The technique of transfer of one or more ulnar nerve fascicles to the nerve
to the biceps is easy to perform, does not require multiple or extensive
incisions, and can be performed without special training in brachial plexus
surgery. No nerve graft is required, and a direct end-to-end suture (at only
one site) allows for a quick recovery. As the donor nerve is very near to the
end organ (the end plates of the biceps muscle), the time required for
recovery is relatively short compared with that associated with other
techniques.
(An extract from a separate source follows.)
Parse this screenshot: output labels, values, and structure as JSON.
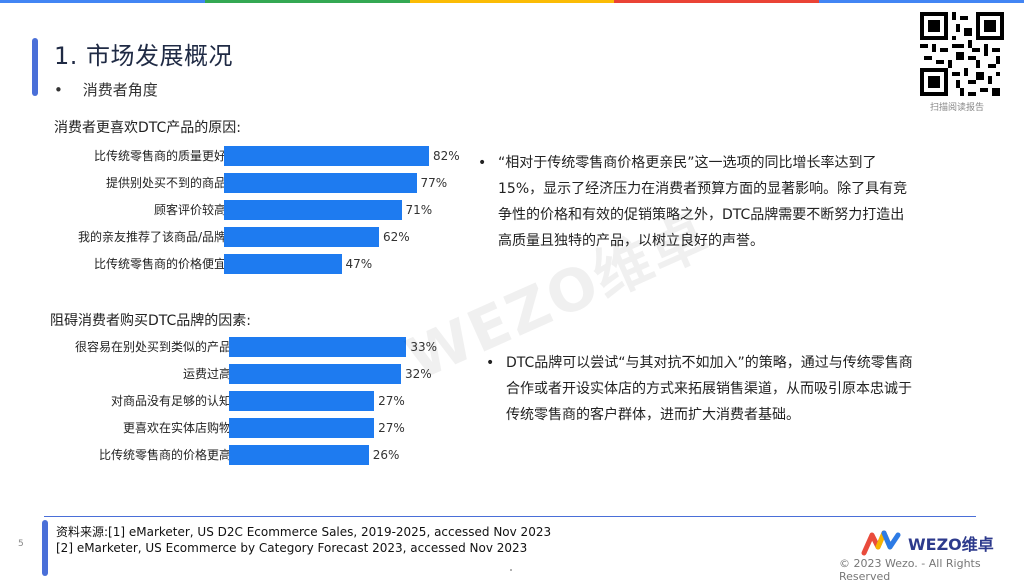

Furthermore, because the fascicles that are chosen are purely
motor and are directly transferred to the motor fibers of the biceps, no axons
are wasted on the sensory component of the musculocutaneous nerve and there is
little chance of axonal confusion as can occur in the case of cervical root
grafting or intercostal nerve transfer to the musculocutaneous nerve.
This procedure also has the advantage that it can be used for patients in
whom other nerve transfers have led to poor results, such as elderly patients
and those who are seen after a very long delay (as long as one year) after the
injury. Lastly, there is no clinically appreciable nerve deficit after the
transfer, and grip strength is consistently stronger postoperatively.